Like, for example, this little puppy that came to me while I was watching Kong: Skull Island as my Gogo inflight movie.

It’s a new, Gartnerized test of actorhood. Preposterousness is the vertical axis. Convincing portrayal of a character is the horizontal. In Kong, Samuel L. Jackson, Tom Hiddleston, and John C. Reilly made the upper right. I leave it to KJR’s readers to label the quadrants.

While this might not be the best example, quadrant charts can be useful for visualizing how a bunch of stuff compares. Take, for example, my new Opinionization Quadrant. It visualizes the different types of thinking you and I run across all the time … and, if we’re honest with each other, the ones we ourselves engage in as well.

It’s all about evidence and certainty. No matter the subject, more and better evidence is what defines expertise and should be the source of confident opinion.

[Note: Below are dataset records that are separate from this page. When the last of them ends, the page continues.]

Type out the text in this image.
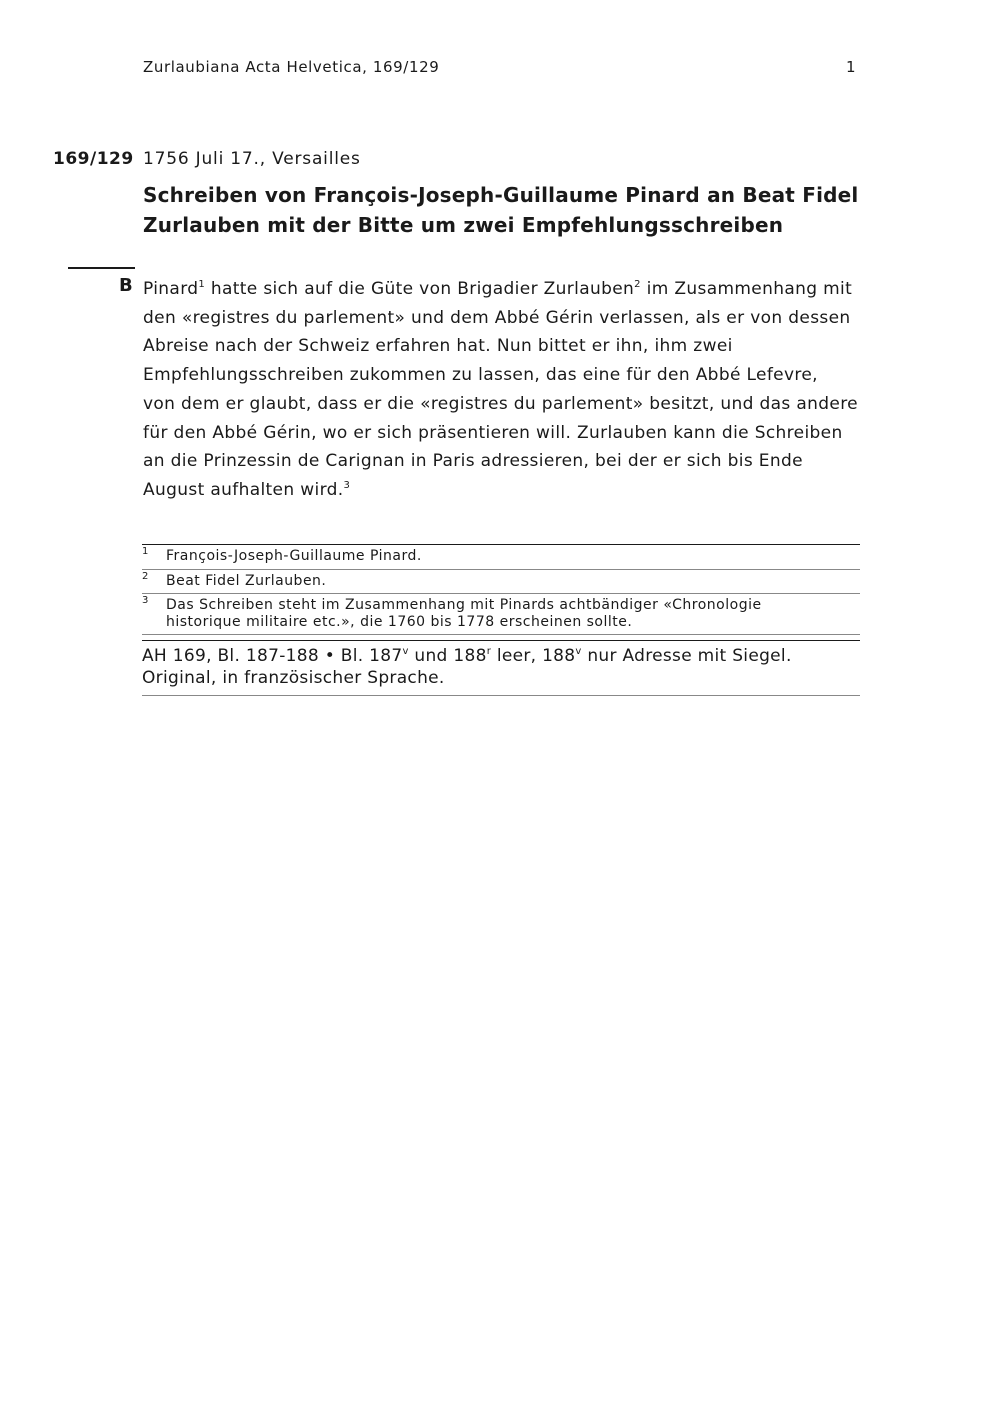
Zurlaubiana Acta Helvetica, 169/129	1
169/129 1756 Juli 17., Versailles
Schreiben von François-Joseph-Guillaume Pinard an Beat Fidel
Zurlauben mit der Bitte um zwei Empfehlungsschreiben
B Pinard$^1$ hatte sich auf die Güte von Brigadier Zurlauben$^2$ im Zusammenhang mit
den «registres du parlement» und dem Abbé Gérin verlassen, als er von dessen
Abreise nach der Schweiz erfahren hat. Nun bittet er ihn, ihm zwei
Empfehlungsschreiben zukommen zu lassen, das eine für den Abbé Lefevre,
von dem er glaubt, dass er die «registres du parlement» besitzt, und das andere
für den Abbé Gérin, wo er sich präsentieren will. Zurlauben kann die Schreiben
an die Prinzessin de Carignan in Paris adressieren, bei der er sich bis Ende
August aufhalten wird.$^3$
1 François-Joseph-Guillaume Pinard.
2 Beat Fidel Zurlauben.
3 Das Schreiben steht im Zusammenhang mit Pinards achtbändiger «Chronologie
historique militaire etc.», die 1760 bis 1778 erscheinen sollte.
AH 169, Bl. 187-188 • Bl. 187$^v$ und 188$^r$ leer, 188$^v$ nur Adresse mit Siegel.
Original, in französischer Sprache.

Less and worse evidence should lead to skepticism, along with a desire to obtain more and better evidence unless apathy prevails.

When more and better evidence doesn’t overcome skepticism, that’s just as bad as prejudice and as unfounded as belief. It’s where denial happens — in the face of overwhelming evidence someone is unwilling to change their position on a subject.

Rationality happens when knowledge and certainty positively correlate. Except there’s so much known about so many subjects that, with the possible exception of Professor Irwin Corey (the world’s foremost authority), we should all be completely skeptical about just about everything.

So we need to allow for once-removed evidence — reporting about those subjects we lack the time or, in some cases genius to become experts in ourselves.

No question, once-removed evidence — journalism, to give it a name — does have a few pitfalls.

The first happens when we … okay, I start my quest for an opinion in the Belief/Prejudice quadrant. My self-knowledge extends to knowing I’m too ignorant about the subject to have a strongly held opinion, but not to acknowledging to myself that my strongly held opinion might be wrong.

And so off I go, energetically Googling for ammunition rather than illumination. This being the age of the Internet and all, someone will have written exactly what I want to read, convincingly enough to stay within the boundaries set by my confirmation bias.

This isn’t, of course, actual journalism but it can look a lot like it to the unwary.

The second need for care is understanding the nature and limits of reportage.

Start here: Journalism is a profession. Journalists have to learn their trade. And like most professions it’s an affinity group. Members in good standing care about the respect and approval of other members in good standing.

So when it comes to reporting on, say, social or political matters, a professional reporter might have liberal or conservative inclinations, but are less likely to root their reporting in their political affinity than you or I would be.

Their affinity, when reporting, is to their profession, not to where they sit on the political spectrum. Given a choice between supporting politicians they agree with and publishing an exclusive story damaging to those same politicians, they’ll go with the scoop every time.

IT journalism isn’t all that different, except that instead of being accused of liberal or conservative bias, IT writers are accused of being Apple, or Microsoft, (or Oracle, or open source) fanbodies.

Also: As with political writing, there’s a difference between professional reporters and opinionators. In both politics and tech, opinionators are much more likely to be aligned to one camp or another than reporters. Me too, although I try to keep a grip on it.

And in tech publishing the line separating reporting and opinion isn’t as bright and clear as with political reporting. It can’t be. With tech, true expertise often requires deep knowledge of a specific product line, so affinity bias is hard to avoid. Also, many of us who write in the tech field aren’t degreed journalists. We’re pretty good writers who know the territory, so our journalistic affinity is more limited.

There’s also tech pseudojournalism, where those who are reporting and opinionating (and, for that matter, quadrant-izing) work for firms that receive significant sums from those being reported on.

As Groucho said so long ago, “Love goes out the door when money comes innuendo.”